No one would fault a parent for taking time off work to care for their sick child. Most companies provide benefits to make sure employees can do just that. However, most wellness and care management programs would miss the opportunity to help that parent through a difficult time. The programs typically focus on a single disease and the person who has it. As a result, their view of the physically healthy parent’s challenges is, at best, myopic.
But what if companies could understand the true risk of an employee’s dependents—and how that risk affects the employee’s paid time off patterns?
Logically, one would expect parents of children with higher levels of illness to have more absences. However, to quantify the increase in lost work days and the costs to employers, one must have the proper data and the ability to make the necessary connections among that data.
HCMS Group LLC has found a way to pinpoint this information. To do it, they had to address several factors.
To acquire this level of insight, one must be able to calculate absence at the person level and connect dependents’ benefit experiences to an individual employee. One must also have the correct absence data, which includes short- and long-term disability, workers’ compensation, and sick leave. In addition, all these data types must connect seamlessly to health plan data. Without this unique collection of data sets and the ability to connect them at the person level, it would be difficult to quantify incremental lost work days.
HCMS Group LLC used its Research and Reference Database (RRDb) to analyze employees who were eligible for all health plan and absence benefits in 2016 and 2017. You can find more details about the parameters in the Methods section.
Not surprisingly, employees with higher-risk dependents had more total lost work days than employees who had no dependents or low-risk ones. The high-risk group had an extra three days of absence per year (Figure 1) compared to employees with low-risk dependents, mainly due to increases in STD and sick leave. (See Table 1 for a detailed comparison of the three groups.)

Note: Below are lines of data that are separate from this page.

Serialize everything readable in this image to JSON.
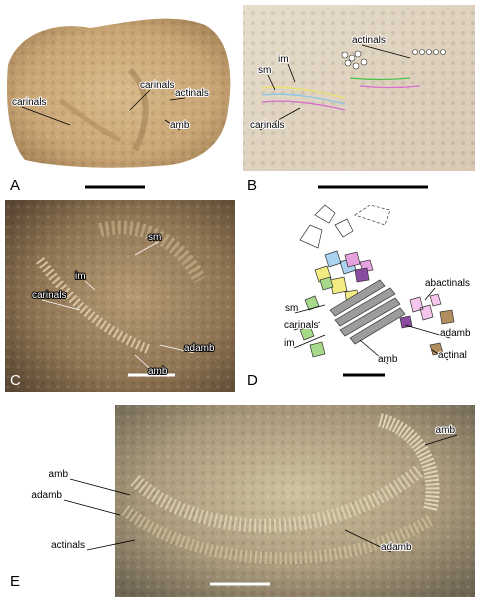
{
  "panels": [
    {
      "letter": "A",
      "labels": [
        "carinals",
        "carinals",
        "actinals",
        "amb"
      ]
    },
    {
      "letter": "B",
      "labels": [
        "actinals",
        "im",
        "sm",
        "carinals"
      ]
    },
    {
      "letter": "C",
      "labels": [
        "sm",
        "im",
        "carinals",
        "adamb",
        "amb"
      ]
    },
    {
      "letter": "D",
      "labels": [
        "abactinals",
        "sm",
        "carinals",
        "im",
        "adamb",
        "actinal",
        "amb"
      ]
    },
    {
      "letter": "E",
      "labels": [
        "amb",
        "amb",
        "adamb",
        "actinals",
        "adamb"
      ]
    }
  ]
}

Figure 1 – Differences in total annual absence days
Table 1 – Detailed comparison of the three groups
Performing a simple calculation shows how this can be quantified into incremental spend for an employer. Figure 2 shows the expected increase in annual labor costs that results from these excess absence days.
Figure 2 – Estimated Costs = Incremental Lost Days x Number of Employees x Average Daily Salary
Knowing employer costs, no matter how exact the numbers, reveals only part of the picture. When a child has medical problems, their family faces astronomical costs—if not financial, certainly emotional. So how can employers help employees who have sick children? Without integrated data at the person level and a whole-person focused approach to care, these cases would generally be overlooked or mishandled.
KnovaSolutions, the clinical program offered by HCMS Group LLC, is designed for this type of situation. Identifying affected employees is the first step. Outreach and enrollment are then completed, and a nurse begins to work with the covered employee. The nurse can support the employee and provide advice on the child’s health issues. In many cases, this can alleviate some of the employee’s burden.
Using a person-centric, integrated view of benefits data and clinical care is the best way to reduce employee absences and provide support during difficult times.
Eligible employees were classified into three groups: those without dependents, those with low-risk dependents, and those with high-risk dependents. To minimize the impact of maternity-related short-term disability absence, only dependents ages 6 months to 18 years were analyzed. Risk was quantified using the patent-pending Human Capital Risk Index (HUI) score from HCMS Group LLC.
Results in Figures 1 and 2 and Table 1 were calculated using employees who were employed and enrolled in all absence types for the full 24-month time period (spanning 2016 and 2017). Statistical significance tests were done using tests with a significance level of p < 0.05.
A longitudinal regression modeling approach was used to ensure that differences between the groups’ results were not attributable to differences in the demographics of the groups. The results held each year from 2013 to 2017. Note that this population was required to be employed and enrolled in all absence types for the years 2013 to 2017.
Figure 3 – Regression adjusted results by year
Two-part regression models were used to produce adjusted results. Generalized linear models were used to account for the non-normal distributions associated with absence days. The first model assumes a binomial distribution with a logit linking function and is used to estimate the probability of having absence days greater than zero. The second model assumes a gamma distribution and a log link function and is used to estimate absence days for those employees with absence days greater than zero. The estimates of the two models are multiplied together for each employee to get a final estimate of expected total absence days. Finally, because each employee has multiple records (one per year), a repeated measures option was specified along with an autoregressive error structure.